By  on May 24, 1994

NEW YORK -- Is the bloom off the rose, or has QVC simply run into a pothole on the electronic superhighway?

QVC, the billion dollar-plus leader in home shopping, was viewed only recently as a lucrative profit center, with vast growth potential.

In the last few months, however, the company has taken a big hit on the bottom line from its failed takeover attempt of Paramount Communications and, in the midst of several ambitious startups -- and increased competition -- has lost considerable ground in the financial community.

Last August, when the future of interactive marketing seemed rife with promise, and QVC boss Barry Diller's reputation for creativity and leadership was dazzling Wall Street, QVC's shares were trading at 73.

Since then, the stock has taken a nose dive.
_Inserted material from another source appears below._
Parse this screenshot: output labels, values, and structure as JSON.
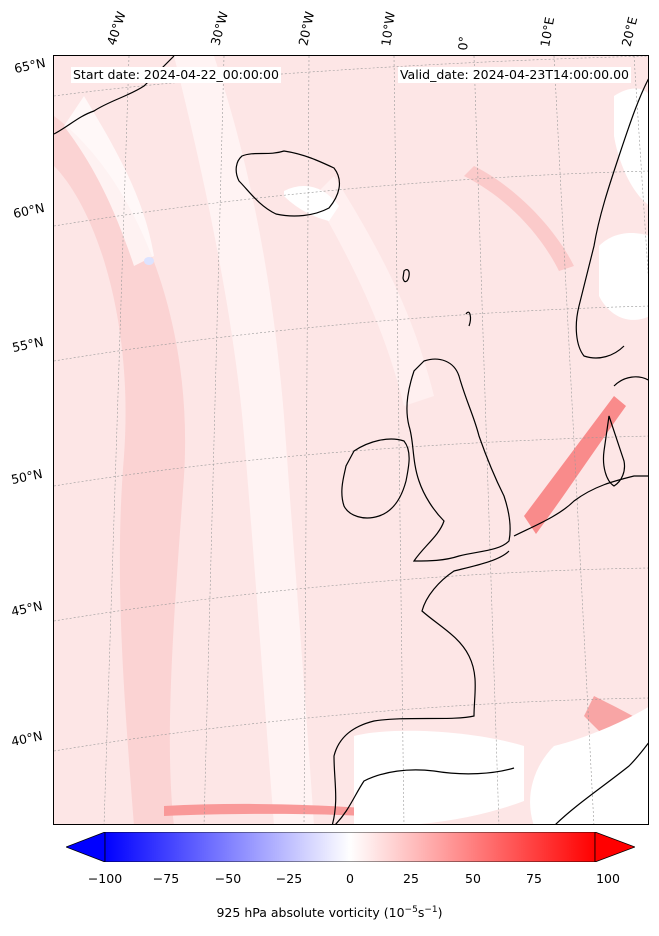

On Monday, the stock closed at 31 1/2, unchanged in over-the-counter trading.

"There was a belief a year ago that Barry Diller could walk on water," one industry analyst said. "The market is now saying he can't swim."
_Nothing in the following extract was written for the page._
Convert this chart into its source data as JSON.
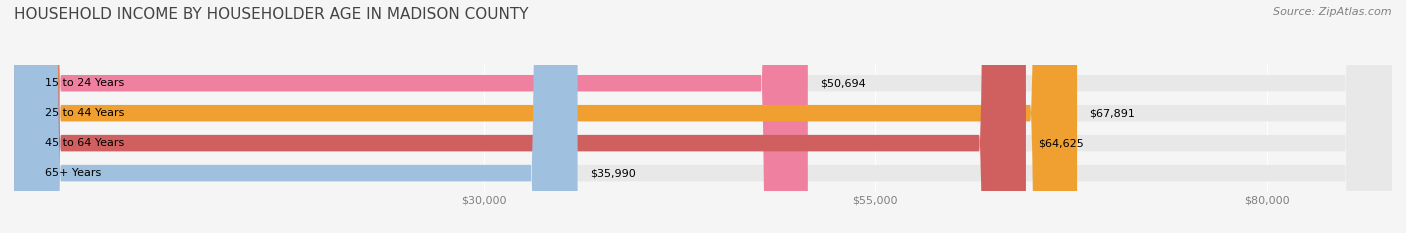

Last week, QVC reported that first-quarter earnings dropped 31.5 percent. Net income in the previous quarter was off sharply after an $18.8 million after-tax charge to cover the company's failed pursuit of Paramount.
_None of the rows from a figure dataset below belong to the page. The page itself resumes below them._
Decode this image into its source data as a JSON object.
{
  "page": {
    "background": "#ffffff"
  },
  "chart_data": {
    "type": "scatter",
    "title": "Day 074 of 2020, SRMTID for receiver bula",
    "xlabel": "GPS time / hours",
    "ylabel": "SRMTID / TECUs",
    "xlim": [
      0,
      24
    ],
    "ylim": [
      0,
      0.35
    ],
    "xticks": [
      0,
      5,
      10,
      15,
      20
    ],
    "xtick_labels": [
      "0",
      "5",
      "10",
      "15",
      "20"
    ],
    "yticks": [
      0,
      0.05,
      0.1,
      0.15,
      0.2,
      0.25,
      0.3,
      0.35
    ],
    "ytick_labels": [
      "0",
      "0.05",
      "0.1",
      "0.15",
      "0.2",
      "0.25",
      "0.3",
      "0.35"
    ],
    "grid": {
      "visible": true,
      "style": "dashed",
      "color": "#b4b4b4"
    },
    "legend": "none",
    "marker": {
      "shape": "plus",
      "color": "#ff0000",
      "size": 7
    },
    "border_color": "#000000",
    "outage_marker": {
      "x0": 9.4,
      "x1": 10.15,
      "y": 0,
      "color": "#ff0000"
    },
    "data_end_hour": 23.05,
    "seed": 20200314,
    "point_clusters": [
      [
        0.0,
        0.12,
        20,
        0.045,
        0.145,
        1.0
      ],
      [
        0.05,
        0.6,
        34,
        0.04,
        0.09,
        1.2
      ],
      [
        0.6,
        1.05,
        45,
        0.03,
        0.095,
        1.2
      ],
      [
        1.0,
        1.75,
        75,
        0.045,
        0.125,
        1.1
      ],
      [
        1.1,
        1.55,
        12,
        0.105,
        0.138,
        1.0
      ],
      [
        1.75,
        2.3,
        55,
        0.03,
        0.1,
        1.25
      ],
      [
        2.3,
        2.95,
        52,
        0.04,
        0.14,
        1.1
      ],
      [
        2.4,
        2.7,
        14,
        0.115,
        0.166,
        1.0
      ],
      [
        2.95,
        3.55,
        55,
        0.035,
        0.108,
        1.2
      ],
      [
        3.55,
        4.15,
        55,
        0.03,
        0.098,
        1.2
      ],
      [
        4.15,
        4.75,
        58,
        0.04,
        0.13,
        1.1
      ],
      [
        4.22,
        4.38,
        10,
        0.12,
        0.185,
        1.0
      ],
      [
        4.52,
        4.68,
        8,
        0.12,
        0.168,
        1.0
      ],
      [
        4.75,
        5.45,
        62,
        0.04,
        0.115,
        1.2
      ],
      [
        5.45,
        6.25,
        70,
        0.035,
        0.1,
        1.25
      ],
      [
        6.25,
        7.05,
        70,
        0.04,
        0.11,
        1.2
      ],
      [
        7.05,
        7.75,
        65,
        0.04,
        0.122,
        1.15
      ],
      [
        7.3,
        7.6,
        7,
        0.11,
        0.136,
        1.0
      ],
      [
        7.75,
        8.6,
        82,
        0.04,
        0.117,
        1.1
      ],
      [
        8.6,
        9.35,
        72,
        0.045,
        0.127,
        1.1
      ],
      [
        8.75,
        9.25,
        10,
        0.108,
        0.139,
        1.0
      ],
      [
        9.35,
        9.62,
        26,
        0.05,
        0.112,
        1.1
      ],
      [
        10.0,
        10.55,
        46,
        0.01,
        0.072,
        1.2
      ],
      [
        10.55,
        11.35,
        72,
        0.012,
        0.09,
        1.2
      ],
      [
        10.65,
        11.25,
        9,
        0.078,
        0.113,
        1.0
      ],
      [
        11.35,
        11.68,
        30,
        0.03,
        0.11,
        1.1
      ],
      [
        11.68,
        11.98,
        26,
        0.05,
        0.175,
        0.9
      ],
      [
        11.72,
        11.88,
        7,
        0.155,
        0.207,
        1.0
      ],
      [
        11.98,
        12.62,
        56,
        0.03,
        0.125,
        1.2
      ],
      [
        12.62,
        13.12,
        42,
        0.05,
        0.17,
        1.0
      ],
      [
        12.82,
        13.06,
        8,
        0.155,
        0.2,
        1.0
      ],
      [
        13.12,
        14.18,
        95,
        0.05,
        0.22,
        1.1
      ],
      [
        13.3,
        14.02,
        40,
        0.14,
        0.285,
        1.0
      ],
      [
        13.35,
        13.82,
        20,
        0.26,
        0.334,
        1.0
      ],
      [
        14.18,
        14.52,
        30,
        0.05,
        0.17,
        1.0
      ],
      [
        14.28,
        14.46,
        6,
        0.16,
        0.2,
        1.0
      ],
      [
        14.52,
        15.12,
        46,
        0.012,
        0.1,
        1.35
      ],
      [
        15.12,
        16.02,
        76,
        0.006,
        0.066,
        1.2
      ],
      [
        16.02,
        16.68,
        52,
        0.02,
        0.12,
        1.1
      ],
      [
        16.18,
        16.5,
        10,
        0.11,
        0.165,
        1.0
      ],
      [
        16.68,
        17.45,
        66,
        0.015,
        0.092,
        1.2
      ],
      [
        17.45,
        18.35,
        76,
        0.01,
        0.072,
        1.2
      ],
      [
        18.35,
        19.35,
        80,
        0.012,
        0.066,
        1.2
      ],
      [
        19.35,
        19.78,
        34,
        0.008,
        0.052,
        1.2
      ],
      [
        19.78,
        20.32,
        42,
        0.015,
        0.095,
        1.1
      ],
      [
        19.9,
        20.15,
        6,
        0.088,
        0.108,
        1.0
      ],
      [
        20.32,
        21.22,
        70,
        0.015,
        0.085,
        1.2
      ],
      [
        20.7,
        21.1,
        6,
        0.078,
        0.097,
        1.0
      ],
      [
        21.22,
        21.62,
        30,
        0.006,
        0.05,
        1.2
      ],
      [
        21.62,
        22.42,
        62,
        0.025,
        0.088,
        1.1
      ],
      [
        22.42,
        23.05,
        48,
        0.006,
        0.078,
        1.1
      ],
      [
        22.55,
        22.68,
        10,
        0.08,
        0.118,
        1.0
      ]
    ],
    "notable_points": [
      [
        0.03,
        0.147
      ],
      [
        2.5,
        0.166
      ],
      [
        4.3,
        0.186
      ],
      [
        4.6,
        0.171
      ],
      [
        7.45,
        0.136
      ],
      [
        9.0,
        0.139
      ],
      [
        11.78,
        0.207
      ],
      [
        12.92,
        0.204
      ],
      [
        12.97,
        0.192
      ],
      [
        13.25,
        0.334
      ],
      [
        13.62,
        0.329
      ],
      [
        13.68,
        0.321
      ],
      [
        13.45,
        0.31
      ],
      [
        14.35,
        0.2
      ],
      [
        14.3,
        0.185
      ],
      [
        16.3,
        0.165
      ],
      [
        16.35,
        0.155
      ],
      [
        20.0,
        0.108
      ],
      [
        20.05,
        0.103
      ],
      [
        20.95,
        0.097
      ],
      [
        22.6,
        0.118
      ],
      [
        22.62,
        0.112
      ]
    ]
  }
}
QVC said its profit margins were hurt by higher gold prices that depressed markups on the jewelry products it sells. Jewelry is a key category, accounting for about 40 percent of the company's overall sales.

The lower margins also reflected strong sales of QVC's promotional Today's Special Value items, which run about 8 to 10 percent below QVC's normal prices, the company said. These items accounted for 20 percent of sales versus 16 percent a year earlier, QVC said.

Is this the classic retail dilemma of shoppers hanging back, waiting for markdowns?

No, says William Costello, executive vice president and chief financial officer of QVC.

"We're very competitive on all our prices already," he said. "What we don't know is whether it was the strength of the TSV itself or that the rest of the mix was weaker last year."

Wall Street analysts point to a number of reasons for the stock's decline, including the general state of the stock market, which has only lately begun to rebound.